Lucille Clifton is an award-winning poet, fiction writer and author of children’s books. Her most recent poetry book, Blessing the Boats: New and Selected Poems 1969–1999 (BOA), won the 2000 National Book Award for Poetry. Two of Clifton’s BOA poetry collections, Good Woman: Poems and a Memoir 1969–1980 and Next: New Poems, were chosen as finalists for the Pulitzer Prize in 1988, while Clifton’s The Terrible Stories (BOA) was a finalist for the 1996 National Book Award. Clifton has received fellowships from the NEA, an Emmy Award from the American Academy of Television Arts and Sciences, the Shelley Memorial Prize and the Charity Randall Citation. She is a Distinguished Professor of Humanities as St. Mary’s College in Maryland. She was appointed a Fellow of The American Academy of Arts and Sciences, and elected as Chancellor of The Academy of American Poets in 1999. She lives in Columbia, MD.
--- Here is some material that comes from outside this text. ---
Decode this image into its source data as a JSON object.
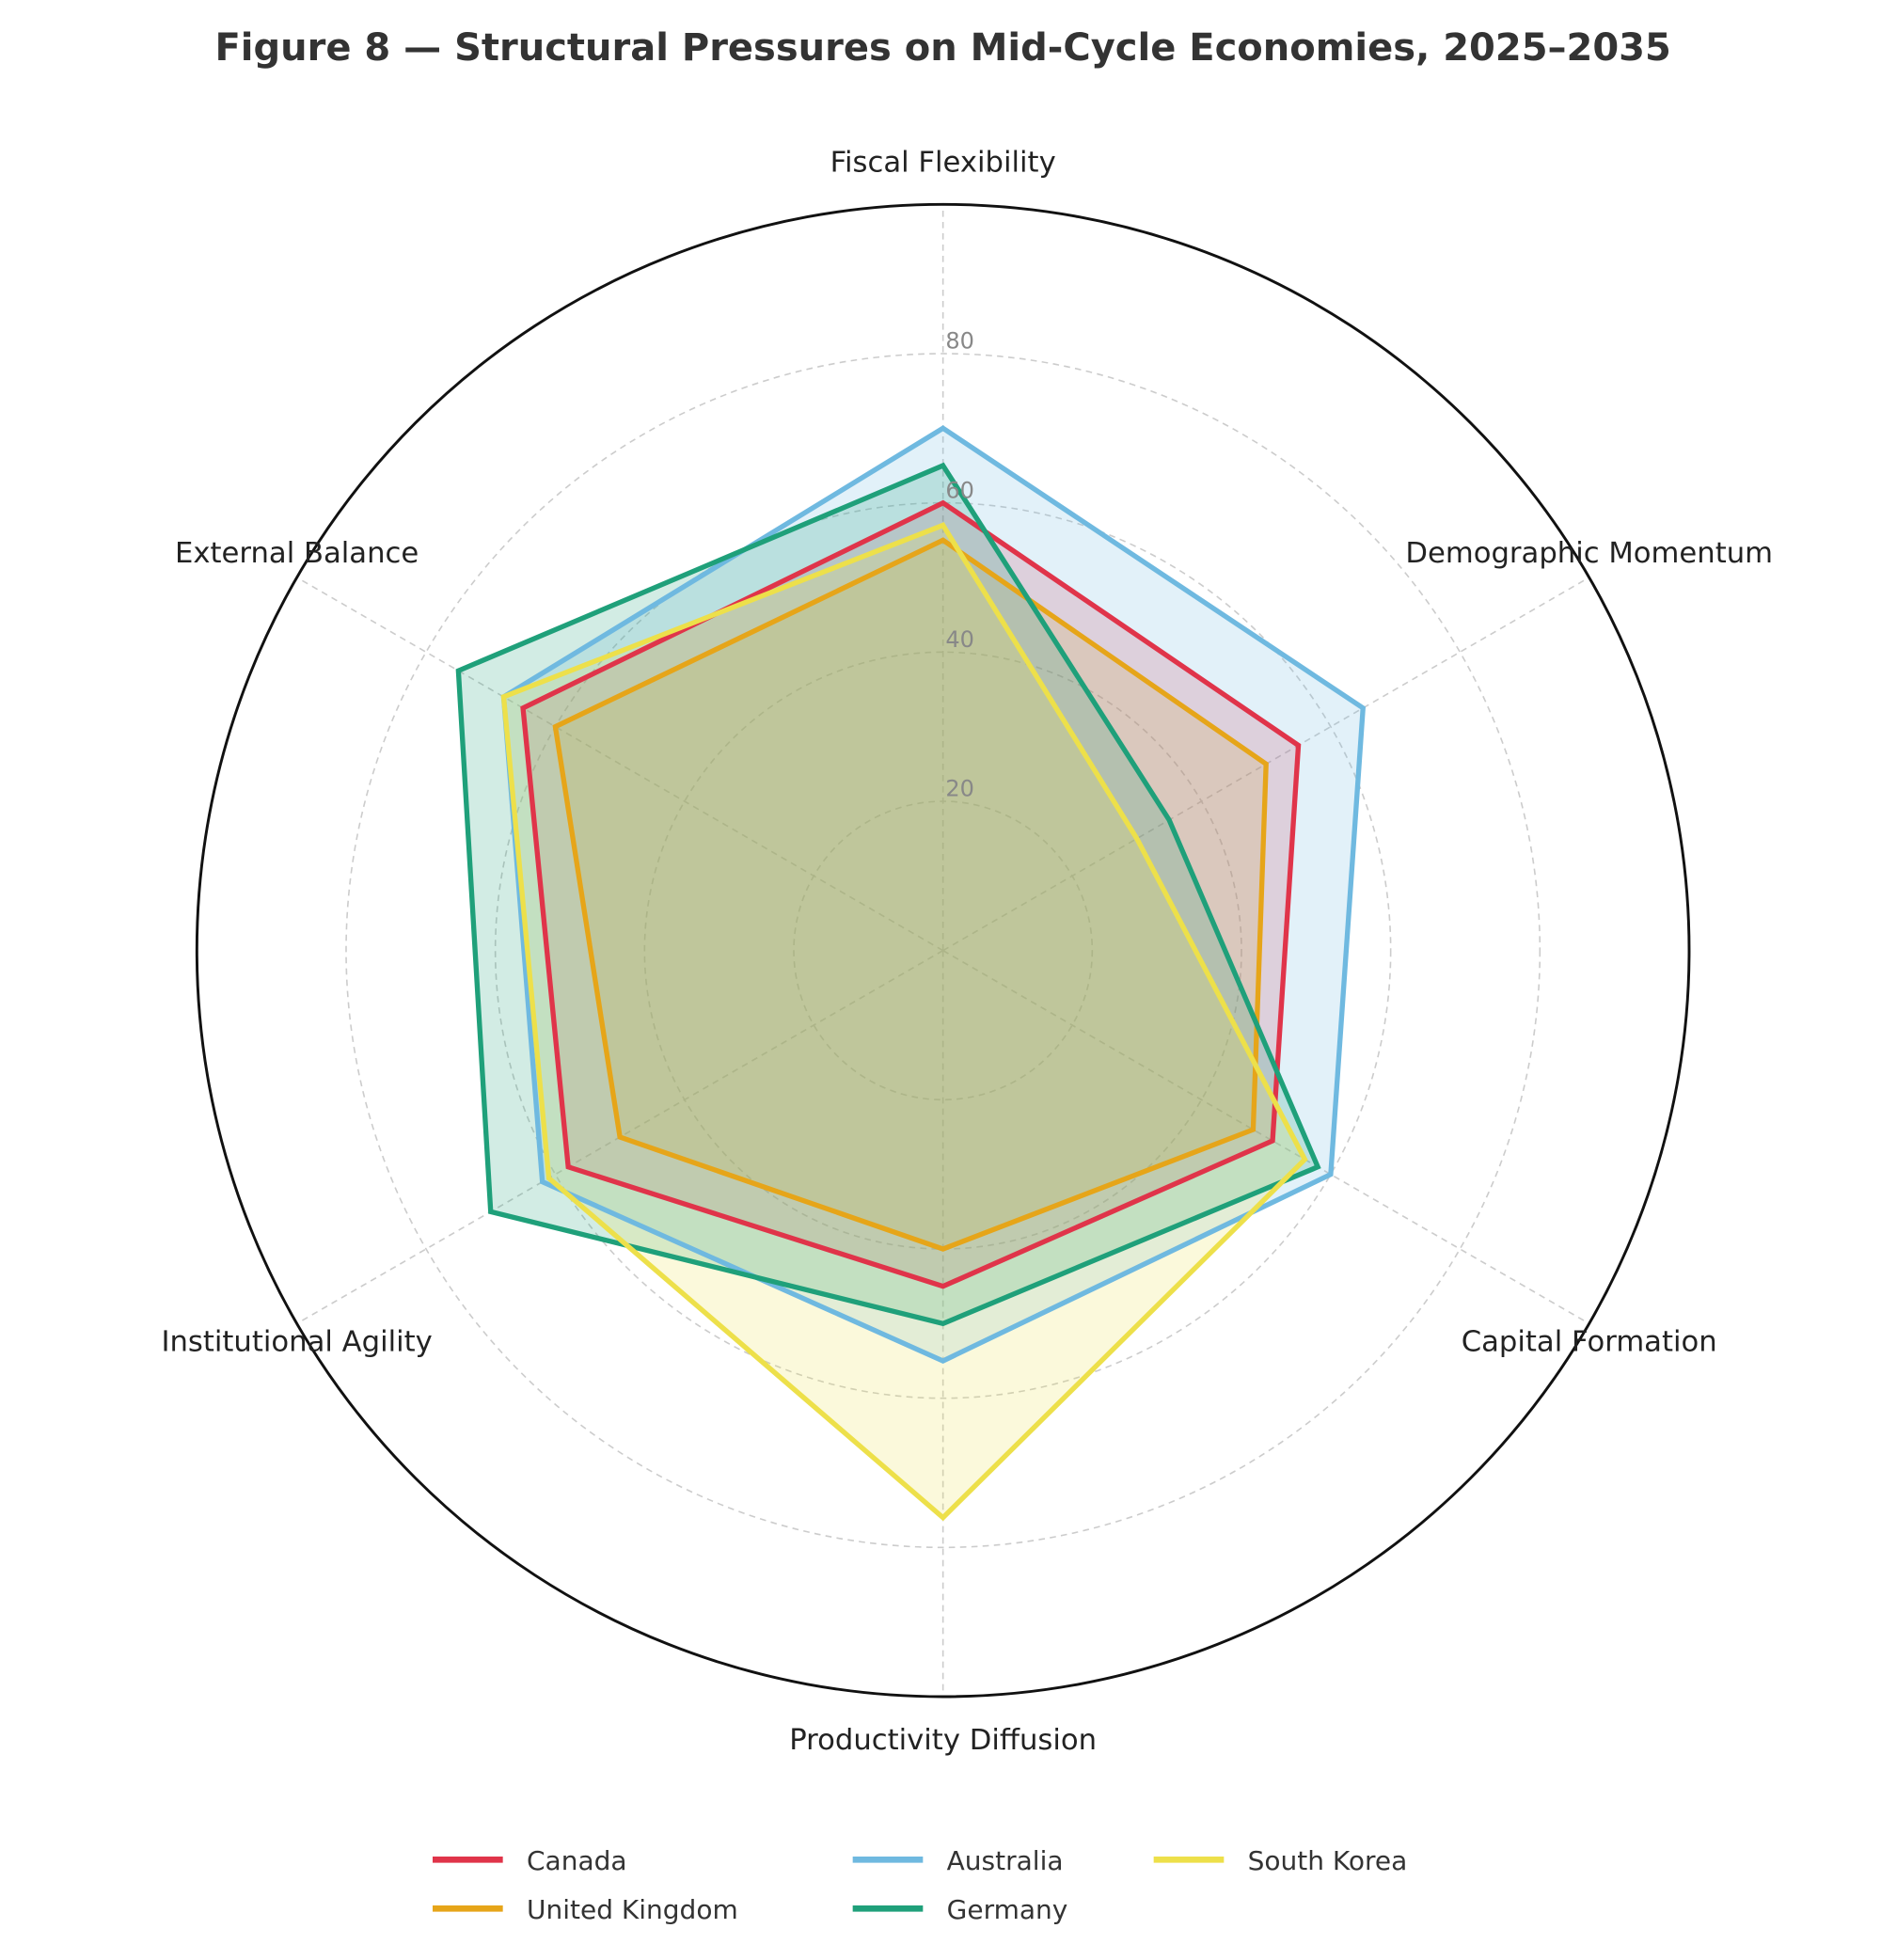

EdituraBOA Editions, Limited
Dimensiuni155 x 227 x 14
Data Publicarii01/09/2004
Format
Necartonata
Numar pagini79
Aceasta este o carte in limba engleza. Descrierea cartii (tradusa din engleza cu Google Translate) este in limba romana din motive legale.
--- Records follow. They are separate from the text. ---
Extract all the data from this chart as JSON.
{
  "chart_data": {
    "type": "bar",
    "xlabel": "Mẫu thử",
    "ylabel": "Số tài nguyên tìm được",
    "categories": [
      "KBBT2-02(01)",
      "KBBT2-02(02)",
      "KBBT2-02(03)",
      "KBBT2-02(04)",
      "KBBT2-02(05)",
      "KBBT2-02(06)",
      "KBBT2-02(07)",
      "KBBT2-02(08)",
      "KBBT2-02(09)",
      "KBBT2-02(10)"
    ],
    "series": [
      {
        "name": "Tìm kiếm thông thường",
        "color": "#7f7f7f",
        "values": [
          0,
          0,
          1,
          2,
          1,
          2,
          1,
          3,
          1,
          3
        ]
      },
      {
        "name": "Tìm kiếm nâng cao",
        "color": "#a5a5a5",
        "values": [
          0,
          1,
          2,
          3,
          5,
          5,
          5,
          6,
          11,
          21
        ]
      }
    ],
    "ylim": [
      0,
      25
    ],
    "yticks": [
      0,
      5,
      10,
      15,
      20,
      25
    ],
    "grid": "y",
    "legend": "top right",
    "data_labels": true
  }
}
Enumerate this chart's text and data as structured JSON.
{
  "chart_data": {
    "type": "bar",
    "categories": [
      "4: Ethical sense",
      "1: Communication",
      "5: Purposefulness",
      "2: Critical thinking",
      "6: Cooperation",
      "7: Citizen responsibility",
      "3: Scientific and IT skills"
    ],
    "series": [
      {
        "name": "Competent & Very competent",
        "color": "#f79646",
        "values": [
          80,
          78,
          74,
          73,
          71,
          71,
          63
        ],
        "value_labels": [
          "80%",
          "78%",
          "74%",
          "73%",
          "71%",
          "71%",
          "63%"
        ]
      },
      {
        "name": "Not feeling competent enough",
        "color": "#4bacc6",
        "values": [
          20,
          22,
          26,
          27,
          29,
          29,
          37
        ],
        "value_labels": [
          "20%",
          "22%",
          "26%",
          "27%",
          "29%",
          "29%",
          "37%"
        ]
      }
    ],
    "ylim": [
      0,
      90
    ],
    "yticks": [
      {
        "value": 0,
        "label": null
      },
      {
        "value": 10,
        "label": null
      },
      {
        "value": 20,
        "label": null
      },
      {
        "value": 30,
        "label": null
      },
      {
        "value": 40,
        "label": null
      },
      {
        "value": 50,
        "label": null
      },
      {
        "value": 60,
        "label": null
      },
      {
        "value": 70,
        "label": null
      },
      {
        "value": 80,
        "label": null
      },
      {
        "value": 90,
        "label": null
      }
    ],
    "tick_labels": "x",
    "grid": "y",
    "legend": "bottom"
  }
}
Poezia lui Lucille Clifton ii poarta ingrijorari profunde pentru copiii lumii, stratificarea societatii americane, acei oameni pierduti sau uitati in mijlocul rasei zdrobitoare a materialismului si tehnologiei occidentale. La randul sau, trist, tulburat si suparat, vocea ei a fost intotdeauna una de mare empatie, stiind, asa cum spune ea, „singura mila este memoria”. In aceasta, cea de-a 12-a ei carte de poezie, castigatoarea Premiului National al Cartii vorbeste despre relatia tenuoasa dintre mame si fiice, puterea debilitanta a cancerului, rana deschisa a prejudecatilor rasiale, darul rascumparator al povestirii.